Totally forgot to blog about this earlier! Surgery went well. Maybe a little too well. Basically what the doctor-turned-surgeon did was excavate a piece of my ass, the part where the seton's buried up to the surface. I thought it was going to hurt like a motherfucker once the anesthesia wore off, but it's been more than 24 hours, and shockingly, I don't feel anything on my behind. My butt feel's good, to be honest.
Other parts of me aren't, for some reason. As soon as I began walking I noticed that my hamstrings were sore. My throat was sore also. So how come I hurt there but not the area where the surgery took place? And why didn't my throat and hammies hurt when the seton was put in half a year ago?
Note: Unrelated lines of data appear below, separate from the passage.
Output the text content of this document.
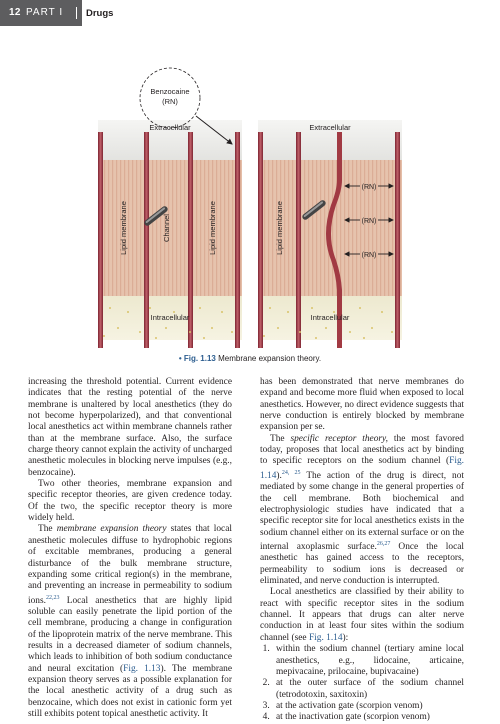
12 PART I Drugs
Benzocaine
(RN)
Extracellular	Extracellular
Intracellular	Intracellular
Lipid membrane	Channel	Lipid membrane	Lipid membrane
(RN)
(RN)
(RN)
• Fig. 1.13 Membrane expansion theory.

increasing the threshold potential. Current evidence indicates that the resting potential of the nerve membrane is unaltered by local anesthetics (they do not become hyperpolarized), and that conventional local anesthetics act within membrane channels rather than at the membrane surface. Also, the surface charge theory cannot explain the activity of uncharged anesthetic molecules in blocking nerve impulses (e.g., benzocaine).

Two other theories, membrane expansion and specific receptor theories, are given credence today. Of the two, the specific receptor theory is more widely held.

The membrane expansion theory states that local anesthetic molecules diffuse to hydrophobic regions of excitable membranes, producing a general disturbance of the bulk membrane structure, expanding some critical region(s) in the membrane, and preventing an increase in permeability to sodium ions.$^{22,23}$ Local anesthetics that are highly lipid soluble can easily penetrate the lipid portion of the cell membrane, producing a change in configuration of the lipoprotein matrix of the nerve membrane. This results in a decreased diameter of sodium channels, which leads to inhibition of both sodium conductance and neural excitation (Fig. 1.13). The membrane expansion theory serves as a possible explanation for the local anesthetic activity of a drug such as benzocaine, which does not exist in cationic form yet still exhibits potent topical anesthetic activity. It

has been demonstrated that nerve membranes do expand and become more fluid when exposed to local anesthetics. However, no direct evidence suggests that nerve conduction is entirely blocked by membrane expansion per se.

The specific receptor theory, the most favored today, proposes that local anesthetics act by binding to specific receptors on the sodium channel (Fig. 1.14).$^{24, 25}$ The action of the drug is direct, not mediated by some change in the general properties of the cell membrane. Both biochemical and electrophysiologic studies have indicated that a specific receptor site for local anesthetics exists in the sodium channel either on its external surface or on the internal axoplasmic surface.$^{26,27}$ Once the local anesthetic has gained access to the receptors, permeability to sodium ions is decreased or eliminated, and nerve conduction is interrupted.

Local anesthetics are classified by their ability to react with specific receptor sites in the sodium channel. It appears that drugs can alter nerve conduction in at least four sites within the sodium channel (see Fig. 1.14):

1. within the sodium channel (tertiary amine local anesthetics, e.g., lidocaine, articaine, mepivacaine, prilocaine, bupivacaine)
2. at the outer surface of the sodium channel (tetrodotoxin, saxitoxin)
3. at the activation gate (scorpion venom)
4. at the inactivation gate (scorpion venom)
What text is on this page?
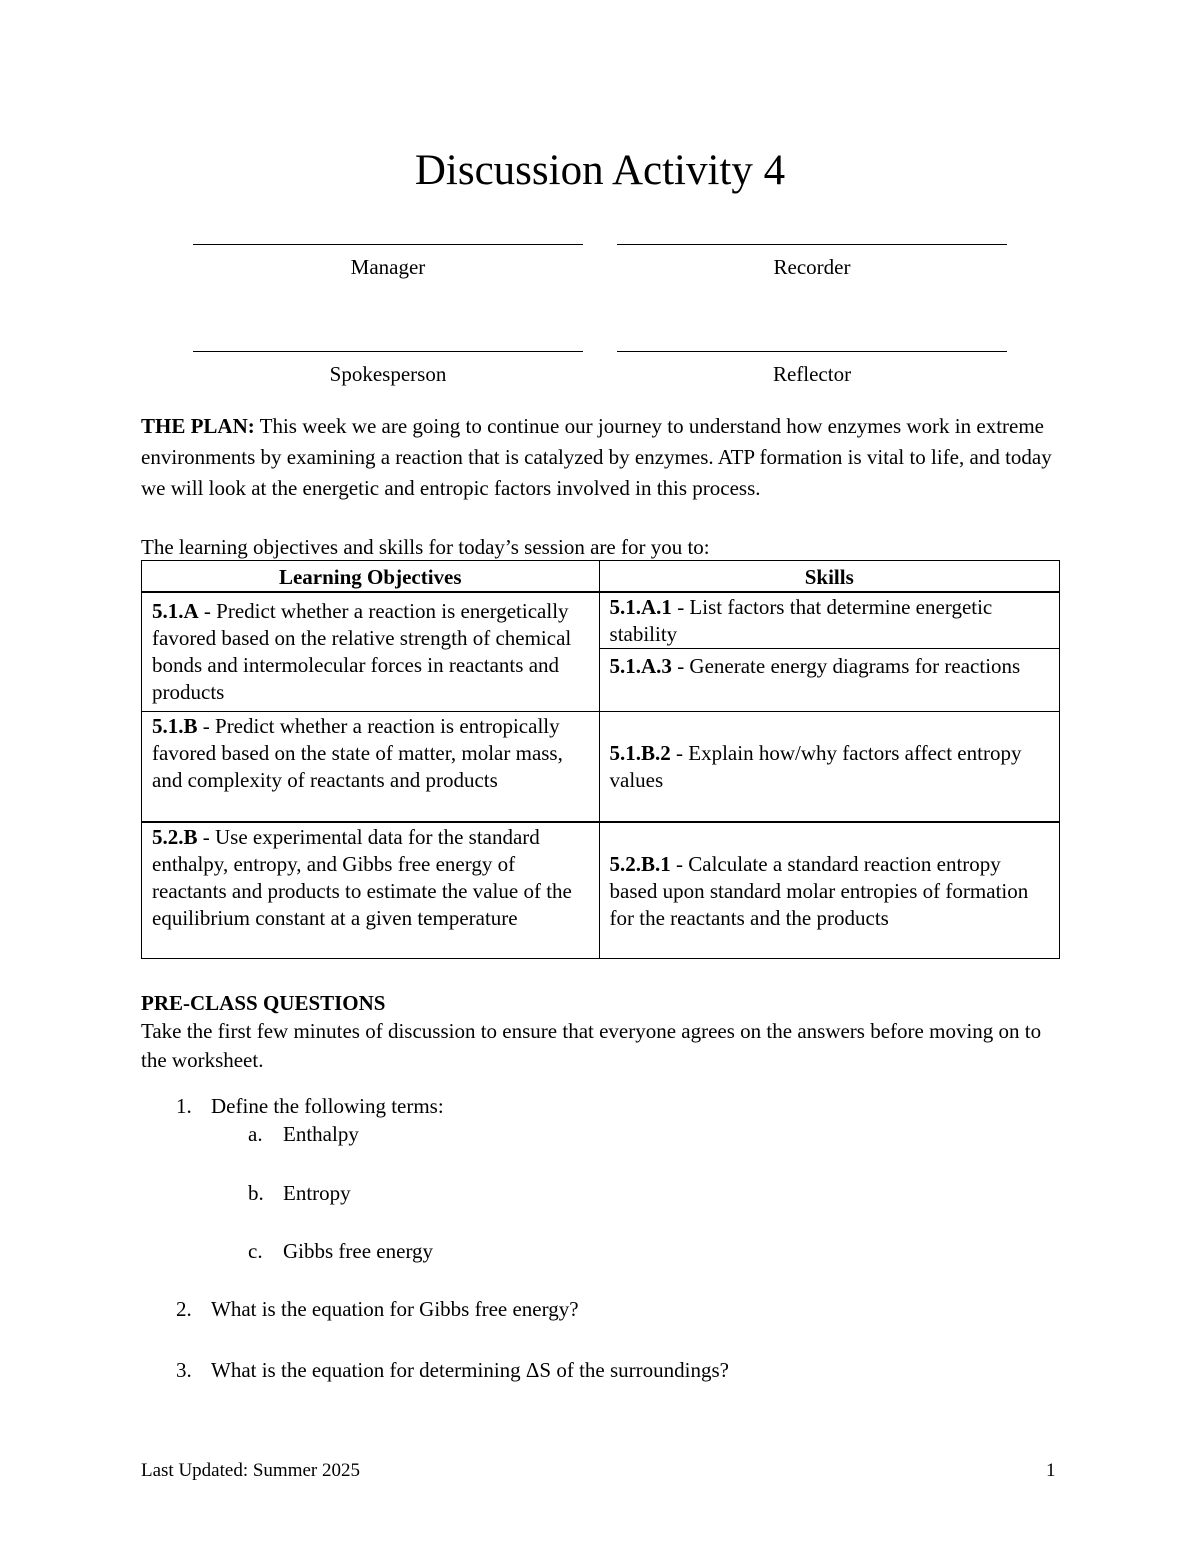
Discussion Activity 4
Manager	Recorder
Spokesperson	Reflector
THE PLAN: This week we are going to continue our journey to understand how enzymes work in extreme environments by examining a reaction that is catalyzed by enzymes. ATP formation is vital to life, and today we will look at the energetic and entropic factors involved in this process.
The learning objectives and skills for today’s session are for you to:
Learning Objectives	Skills
5.1.A - Predict whether a reaction is energetically favored based on the relative strength of chemical bonds and intermolecular forces in reactants and products	5.1.A.1 - List factors that determine energetic stability
	5.1.A.3 - Generate energy diagrams for reactions
5.1.B - Predict whether a reaction is entropically favored based on the state of matter, molar mass, and complexity of reactants and products	5.1.B.2 - Explain how/why factors affect entropy values
5.2.B - Use experimental data for the standard enthalpy, entropy, and Gibbs free energy of reactants and products to estimate the value of the equilibrium constant at a given temperature	5.2.B.1 - Calculate a standard reaction entropy based upon standard molar entropies of formation for the reactants and the products
PRE-CLASS QUESTIONS
Take the first few minutes of discussion to ensure that everyone agrees on the answers before moving on to the worksheet.
1. Define the following terms:
a. Enthalpy
b. Entropy
c. Gibbs free energy
2. What is the equation for Gibbs free energy?
3. What is the equation for determining ΔS of the surroundings?
Last Updated: Summer 2025	1
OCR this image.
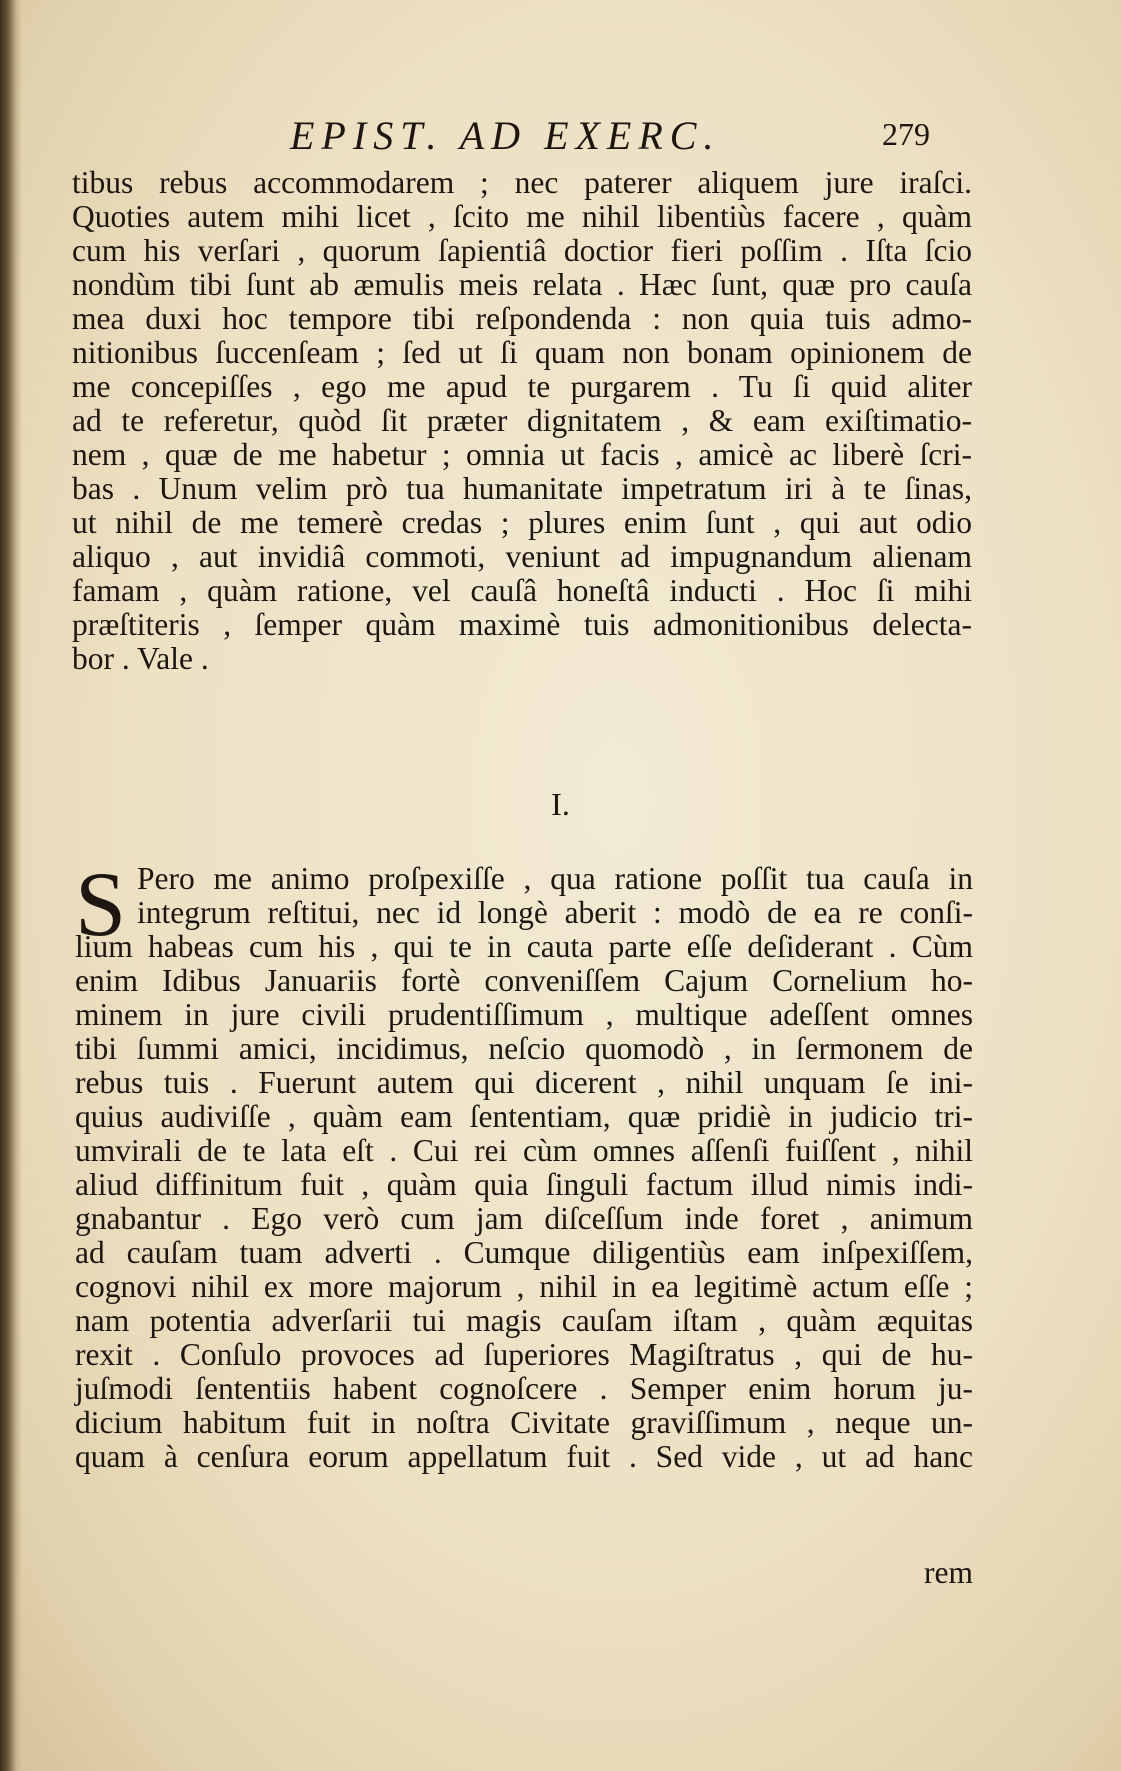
EPIST. AD EXERC.	279
tibus rebus accommodarem ; nec paterer aliquem jure iraſci.
Quoties autem mihi licet , ſcito me nihil libentiùs facere , quàm
cum his verſari , quorum ſapientiâ doctior fieri poſſim . Iſta ſcio
nondùm tibi ſunt ab æmulis meis relata . Hæc ſunt, quæ pro cauſa
mea duxi hoc tempore tibi reſpondenda : non quia tuis admo-
nitionibus ſuccenſeam ; ſed ut ſi quam non bonam opinionem de
me concepiſſes , ego me apud te purgarem . Tu ſi quid aliter
ad te referetur, quòd ſit præter dignitatem , & eam exiſtimatio-
nem , quæ de me habetur ; omnia ut facis , amicè ac liberè ſcri-
bas . Unum velim prò tua humanitate impetratum iri à te ſinas,
ut nihil de me temerè credas ; plures enim ſunt , qui aut odio
aliquo , aut invidiâ commoti, veniunt ad impugnandum alienam
famam , quàm ratione, vel cauſâ honeſtâ inducti . Hoc ſi mihi
præſtiteris , ſemper quàm maximè tuis admonitionibus delecta-
bor . Vale .
I.
S Pero me animo proſpexiſſe , qua ratione poſſit tua cauſa in
integrum reſtitui, nec id longè aberit : modò de ea re conſi-
lium habeas cum his , qui te in cauta parte eſſe deſiderant . Cùm
enim Idibus Januariis fortè conveniſſem Cajum Cornelium ho-
minem in jure civili prudentiſſimum , multique adeſſent omnes
tibi ſummi amici, incidimus, neſcio quomodò , in ſermonem de
rebus tuis . Fuerunt autem qui dicerent , nihil unquam ſe ini-
quius audiviſſe , quàm eam ſententiam, quæ pridiè in judicio tri-
umvirali de te lata eſt . Cui rei cùm omnes aſſenſi fuiſſent , nihil
aliud diffinitum fuit , quàm quia ſinguli factum illud nimis indi-
gnabantur . Ego verò cum jam diſceſſum inde foret , animum
ad cauſam tuam adverti . Cumque diligentiùs eam inſpexiſſem,
cognovi nihil ex more majorum , nihil in ea legitimè actum eſſe ;
nam potentia adverſarii tui magis cauſam iſtam , quàm æquitas
rexit . Conſulo provoces ad ſuperiores Magiſtratus , qui de hu-
juſmodi ſententiis habent cognoſcere . Semper enim horum ju-
dicium habitum fuit in noſtra Civitate graviſſimum , neque un-
quam à cenſura eorum appellatum fuit . Sed vide , ut ad hanc
rem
Someone from the hospital where I had the operation called me, as they did the first time, to check up on me. I told her about the my concerns and she told me not to worry. The throat's sore because they stuck an airway down there to make sure I kept breathing, and she pins the hamstrings on positioning. I'm sure they did the same things six months ago, but she said that it's possible that a patient would have parts of his body hurt now when they didn't before.
OK, whatever. I don't need to take any Percocet, but I just took one -- not for my bunghole, like I thought I would have to, but for my neck, which has gotten increasingly more painful this afternoon, surprisingly. It's kicked in the past hour, which may be why I forgot that I hadn't blogged today till now.
In the meantime I feel this big mass in my stomach. I imagine it's fecal matter. The Percocet is supposed to induce constipation, but I'm not worried because, frankly, I don't want to take a shit right now. I'm scared that my asshole will be on fire once my excrement passes through my rectum. And I'm worried about wiping -- about rubbing the incision down there, and about mixing feces with what I can only imagine to be a gaping wound of open cuts and sores. If I don't shit for a week, honestly, I'm OK. Just so I can be done with the wart on my ass for once and for all.